I don't know the technical terminology for this, but as stated in the title, I'm looking for a function or feature of a typeclass that transforms a function outputting a pair of containers into a container containing a pair. Its signature should look like
def f[M[_], A, B, C](g: A => (M[B], M[C])): A => M[(B, C)]
To achieve this, it may be necessary to first specify a typeclass allowing a mapping
(M[A], M[B]) => M[(A, B)] and then composing a
g with the functionality of this typclass.
As a concrete example, suppose we have a function
f: Int => Option[Int] and a function
g: Int => Option[Long]. We can "pair" the functions using the arrow syntax from scalaz (
val h = f &&& g) such that the resulting function (
h) has type
Int => (Option[Int], Option[Long]). We can then sequence the
Options by using a for-comprehension or by composing with
(a, b) => a tuple b.
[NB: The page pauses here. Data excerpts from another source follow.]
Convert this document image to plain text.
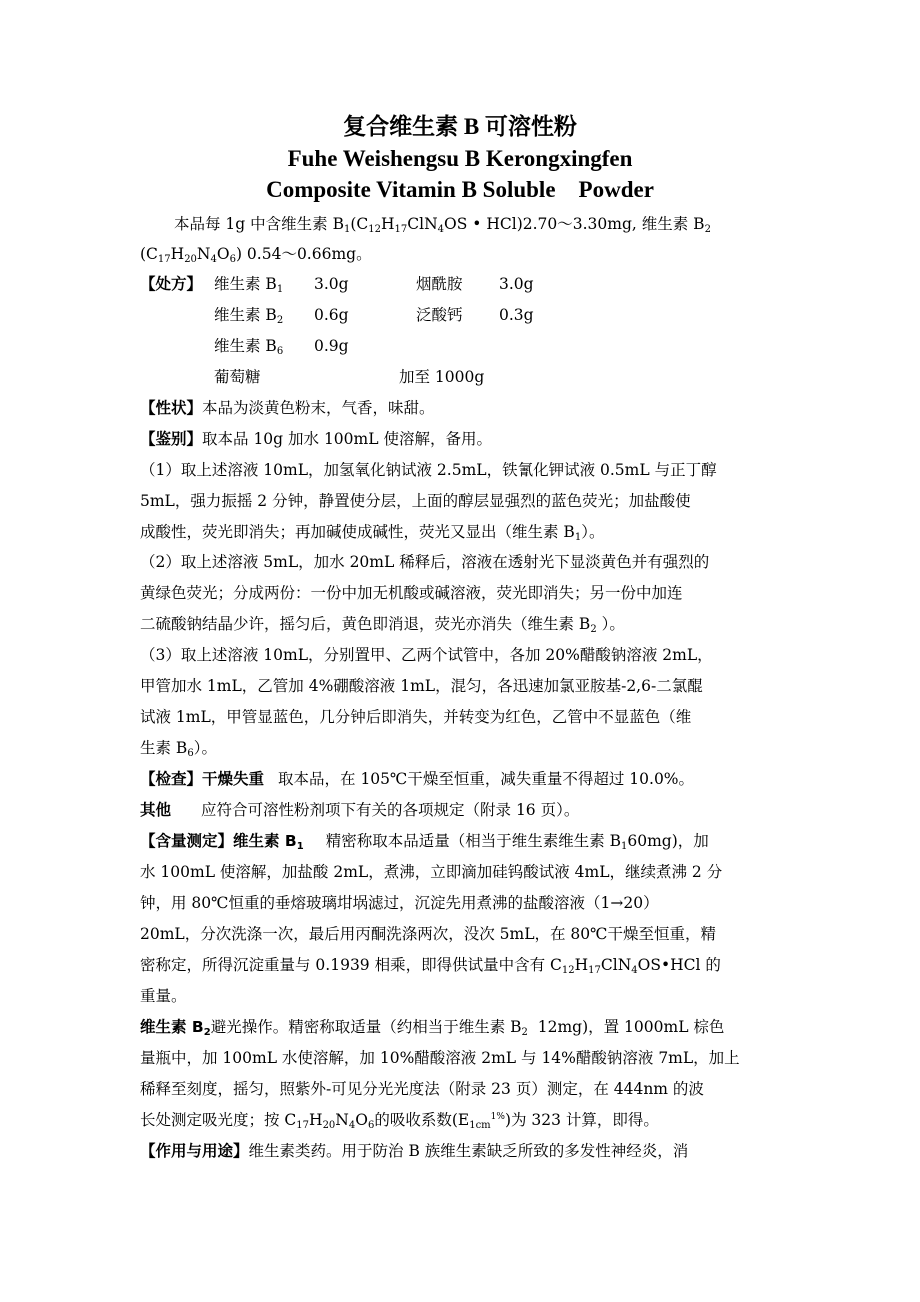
复合维生素 B 可溶性粉
Fuhe Weishengsu B Kerongxingfen
Composite Vitamin B Soluble    Powder
本品每 1g 中含维生素 $B_1(C_{12}H_{17}ClN_4OS$ • HCl)2.70～3.30mg, 维生素 $B_2$
$(C_{17}H_{20}N_4O_6)$ 0.54～0.66mg。
【处方】 维生素 $B_1$ 3.0g	烟酰胺 3.0g
维生素 $B_2$ 0.6g	泛酸钙 0.3g
维生素 $B_6$ 0.9g
葡萄糖	加至 1000g
【性状】本品为淡黄色粉末，气香，味甜。
【鉴别】取本品 10g 加水 100mL 使溶解，备用。
（1）取上述溶液 10mL，加氢氧化钠试液 2.5mL，铁氰化钾试液 0.5mL 与正丁醇
5mL，强力振摇 2 分钟，静置使分层，上面的醇层显强烈的蓝色荧光；加盐酸使
成酸性，荧光即消失；再加碱使成碱性，荧光又显出（维生素 $B_1$）。
（2）取上述溶液 5mL，加水 20mL 稀释后，溶液在透射光下显淡黄色并有强烈的
黄绿色荧光；分成两份：一份中加无机酸或碱溶液，荧光即消失；另一份中加连
二硫酸钠结晶少许，摇匀后，黄色即消退，荧光亦消失（维生素 $B_2$ ）。
（3）取上述溶液 10mL，分别置甲、乙两个试管中，各加 20%醋酸钠溶液 2mL，
甲管加水 1mL，乙管加 4%硼酸溶液 1mL，混匀，各迅速加氯亚胺基-2,6-二氯醌
试液 1mL，甲管显蓝色，几分钟后即消失，并转变为红色，乙管中不显蓝色（维
生素 $B_6$）。
【检查】干燥失重 取本品，在 105℃干燥至恒重，减失重量不得超过 10.0%。
其他 应符合可溶性粉剂项下有关的各项规定（附录 16 页）。
【含量测定】维生素 $B_1$ 精密称取本品适量（相当于维生素维生素 $B_160mg$)，加
水 100mL 使溶解，加盐酸 2mL，煮沸，立即滴加硅钨酸试液 4mL，继续煮沸 2 分
钟，用 80℃恒重的垂熔玻璃坩埚滤过，沉淀先用煮沸的盐酸溶液（1→20）
20mL，分次洗涤一次，最后用丙酮洗涤两次，没次 5mL，在 80℃干燥至恒重，精
密称定，所得沉淀重量与 0.1939 相乘，即得供试量中含有 $C_{12}H_{17}ClN_4OS•HCl$ 的
重量。
维生素 $B_2$避光操作。精密称取适量（约相当于维生素 $B_2$  12mg)，置 1000mL 棕色
量瓶中，加 100mL 水使溶解，加 10%醋酸溶液 2mL 与 14%醋酸钠溶液 7mL，加上
稀释至刻度，摇匀，照紫外-可见分光光度法（附录 23 页）测定，在 444nm 的波
长处测定吸光度；按 $C_{17}H_{20}N_4O_6$的吸收系数$(E_{1cm}^{1\%})$为 323 计算，即得。
【作用与用途】维生素类药。用于防治 B 族维生素缺乏所致的多发性神经炎，消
How does this generalize?
Shortly after posting this, I discovered that the
tuple functionality in scalaz7 was coming from the
Apply typeclass and not from
Option directly. Apparently this is is a weaker class than
Applicative, which explains why this works using a monadic for-comprehension. Thus Apply should get the job done in the general case. My question is now: how can I transform the original
A => (M[B], M[C]) directly into an
A => M[(B, C)], without composing
Apply's functionality with that of the original function?